Expressive language disorder means a child has difficulty with verbal and written expression of language. The child may have problems with producing sentences, recall of words and vocabulary. The cause is often unknown, although it may be associated with other developmental difficulties such as Down syndrome, autism or hearing loss. A speech pathologist usually assesses and treats this impairment.

Jackson’s parents will have to continue to be very proactive about getting him to say words, trying to get him to develop his vocabulary and catch up to other children his age.

Thursday, April 5, 2012

Baby Jackson

At what age do children with autism begin to display symptoms? I often find myself asking these questions in my head as I watch my nephew, Jackson, play. He is almost 18 months old, and as someone who knows when babies should start saying words, playing with toys, and in general- developing, I have some concerns. These are not just being a silly, over protective, aunt concerns. His older brother Carter was diagnosed with Aspersers last year at the age of 7. As I watch him play, there is such a similarity between the two, sometimes it’s scary.

I went online to do some research, and have found quite a few opposing views. Some say not to worry, and others say get him tested! Autism is not a wait-and-see friendly approach!

http://www.helpguide.org/mental/autism_signs_symptoms.htm is a wonderful website that draws out and explains many concerns. They provide a list of several of the symptoms to watch for, or 'warning' signs.
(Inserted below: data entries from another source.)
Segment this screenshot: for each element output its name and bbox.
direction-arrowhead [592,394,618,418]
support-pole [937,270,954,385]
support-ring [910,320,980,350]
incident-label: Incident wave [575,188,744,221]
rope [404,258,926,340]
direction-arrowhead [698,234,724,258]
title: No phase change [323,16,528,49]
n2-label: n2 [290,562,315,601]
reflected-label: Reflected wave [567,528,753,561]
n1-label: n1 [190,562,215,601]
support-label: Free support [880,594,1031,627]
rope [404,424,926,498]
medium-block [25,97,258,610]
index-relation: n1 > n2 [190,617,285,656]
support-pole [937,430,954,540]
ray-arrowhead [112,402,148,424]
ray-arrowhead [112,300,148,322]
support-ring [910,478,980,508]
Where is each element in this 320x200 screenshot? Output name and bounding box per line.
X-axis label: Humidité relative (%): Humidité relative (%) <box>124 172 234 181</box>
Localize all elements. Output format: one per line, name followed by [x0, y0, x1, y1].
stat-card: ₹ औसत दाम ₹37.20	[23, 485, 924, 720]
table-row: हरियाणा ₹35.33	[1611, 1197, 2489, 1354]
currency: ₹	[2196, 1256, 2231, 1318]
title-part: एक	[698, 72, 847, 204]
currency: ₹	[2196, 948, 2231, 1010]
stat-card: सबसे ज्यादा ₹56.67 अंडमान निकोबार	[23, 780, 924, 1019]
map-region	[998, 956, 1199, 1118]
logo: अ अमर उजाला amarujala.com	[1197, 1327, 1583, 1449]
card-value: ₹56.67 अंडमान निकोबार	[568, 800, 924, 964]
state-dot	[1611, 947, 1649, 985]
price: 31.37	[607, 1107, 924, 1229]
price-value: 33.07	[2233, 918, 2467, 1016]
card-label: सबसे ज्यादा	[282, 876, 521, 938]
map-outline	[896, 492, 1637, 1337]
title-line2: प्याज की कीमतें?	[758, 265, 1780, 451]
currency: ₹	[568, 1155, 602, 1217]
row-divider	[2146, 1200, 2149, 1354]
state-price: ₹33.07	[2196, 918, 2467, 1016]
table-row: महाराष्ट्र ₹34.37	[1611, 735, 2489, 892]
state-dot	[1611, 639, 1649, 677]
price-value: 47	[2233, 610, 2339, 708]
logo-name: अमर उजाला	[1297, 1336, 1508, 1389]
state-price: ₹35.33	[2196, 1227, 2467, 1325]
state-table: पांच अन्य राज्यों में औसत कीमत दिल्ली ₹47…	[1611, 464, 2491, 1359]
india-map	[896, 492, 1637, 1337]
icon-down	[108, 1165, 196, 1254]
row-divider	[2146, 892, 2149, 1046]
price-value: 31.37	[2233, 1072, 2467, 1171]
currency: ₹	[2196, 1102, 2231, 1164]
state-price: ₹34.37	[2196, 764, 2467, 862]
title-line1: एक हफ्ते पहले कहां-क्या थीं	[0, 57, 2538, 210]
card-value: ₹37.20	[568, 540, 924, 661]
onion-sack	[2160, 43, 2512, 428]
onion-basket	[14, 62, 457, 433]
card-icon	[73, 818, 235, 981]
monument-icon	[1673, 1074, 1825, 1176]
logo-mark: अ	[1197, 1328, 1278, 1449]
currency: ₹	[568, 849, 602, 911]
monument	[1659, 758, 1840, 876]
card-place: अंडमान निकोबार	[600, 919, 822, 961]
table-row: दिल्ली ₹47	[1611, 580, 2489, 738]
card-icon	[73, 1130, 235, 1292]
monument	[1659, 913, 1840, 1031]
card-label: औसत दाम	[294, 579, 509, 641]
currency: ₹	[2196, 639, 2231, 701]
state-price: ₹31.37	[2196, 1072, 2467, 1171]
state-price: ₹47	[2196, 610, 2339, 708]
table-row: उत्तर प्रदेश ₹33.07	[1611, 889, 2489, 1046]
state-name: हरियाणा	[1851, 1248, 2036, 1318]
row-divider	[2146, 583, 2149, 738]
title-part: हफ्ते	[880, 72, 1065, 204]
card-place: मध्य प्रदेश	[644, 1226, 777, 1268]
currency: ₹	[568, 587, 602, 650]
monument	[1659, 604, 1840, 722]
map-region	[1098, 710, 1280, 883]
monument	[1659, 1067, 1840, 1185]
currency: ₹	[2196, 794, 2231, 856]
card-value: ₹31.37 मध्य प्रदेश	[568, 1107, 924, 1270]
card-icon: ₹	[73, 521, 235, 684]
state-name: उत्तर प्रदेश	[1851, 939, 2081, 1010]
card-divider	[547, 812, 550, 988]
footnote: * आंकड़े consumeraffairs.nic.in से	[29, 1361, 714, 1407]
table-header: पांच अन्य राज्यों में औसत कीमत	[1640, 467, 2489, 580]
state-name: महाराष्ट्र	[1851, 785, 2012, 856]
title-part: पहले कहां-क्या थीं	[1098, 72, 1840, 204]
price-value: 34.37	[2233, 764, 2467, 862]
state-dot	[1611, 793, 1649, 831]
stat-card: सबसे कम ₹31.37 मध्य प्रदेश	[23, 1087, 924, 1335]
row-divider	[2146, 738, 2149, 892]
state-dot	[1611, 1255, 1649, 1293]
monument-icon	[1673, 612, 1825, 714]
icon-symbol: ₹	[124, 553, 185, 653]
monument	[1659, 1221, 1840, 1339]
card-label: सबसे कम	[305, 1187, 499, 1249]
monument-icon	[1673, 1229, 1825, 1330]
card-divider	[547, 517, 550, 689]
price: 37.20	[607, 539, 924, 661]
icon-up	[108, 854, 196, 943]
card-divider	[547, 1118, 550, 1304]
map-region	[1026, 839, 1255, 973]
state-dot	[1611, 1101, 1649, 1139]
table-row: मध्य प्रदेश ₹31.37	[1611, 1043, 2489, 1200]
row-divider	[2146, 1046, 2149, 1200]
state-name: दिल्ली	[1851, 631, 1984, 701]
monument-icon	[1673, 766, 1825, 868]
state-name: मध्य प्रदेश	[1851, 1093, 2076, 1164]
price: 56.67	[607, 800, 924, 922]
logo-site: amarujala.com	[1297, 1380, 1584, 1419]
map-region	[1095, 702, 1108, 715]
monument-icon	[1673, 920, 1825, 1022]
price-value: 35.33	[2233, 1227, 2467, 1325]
  • Doesn’t make eye contact (e.g. look at you when being fed).
  • Doesn't smile when smiled at.
  • Doesn't respond to his or her name or to the sound of a familiar voice.
  • Doesn’t follow objects visually.
  • Doesn't point or wave goodbye or use other gestures to communicate.
  • Doesn’t follow the gesture when you point things out.
  • Doesn’t make noises to get your attention.
  • Doesn’t initiate or respond to cuddling.
  • Doesn’t imitate your movements and facial expressions.
  • Doesn’t reach out to be picked up.
  • Doesn’t play with other people or share interest and enjoyment.
  • Doesn’t ask for help or make other basic requests.


Their pediatrician will test him at his 18 month checkup, simply because of his older brother. But how will she be able to tell in a fifteen minute window of something that took several months or years to diagnose in his brother?

http://www.time.com/time/health/article/0,8599,1895357,00.html Time Magazine has as an excellent article on this. It explains how babies are sometimes put in an “at risk” category. Unfortunately, with a wait and see approach it’s something that often gets overlooked. Then when it comes time for treatment, you’ve already lost so much valuable time. Even if the time comes where he is technically cleared, I don’t think I’ll ever be able to stop watching him and wondering.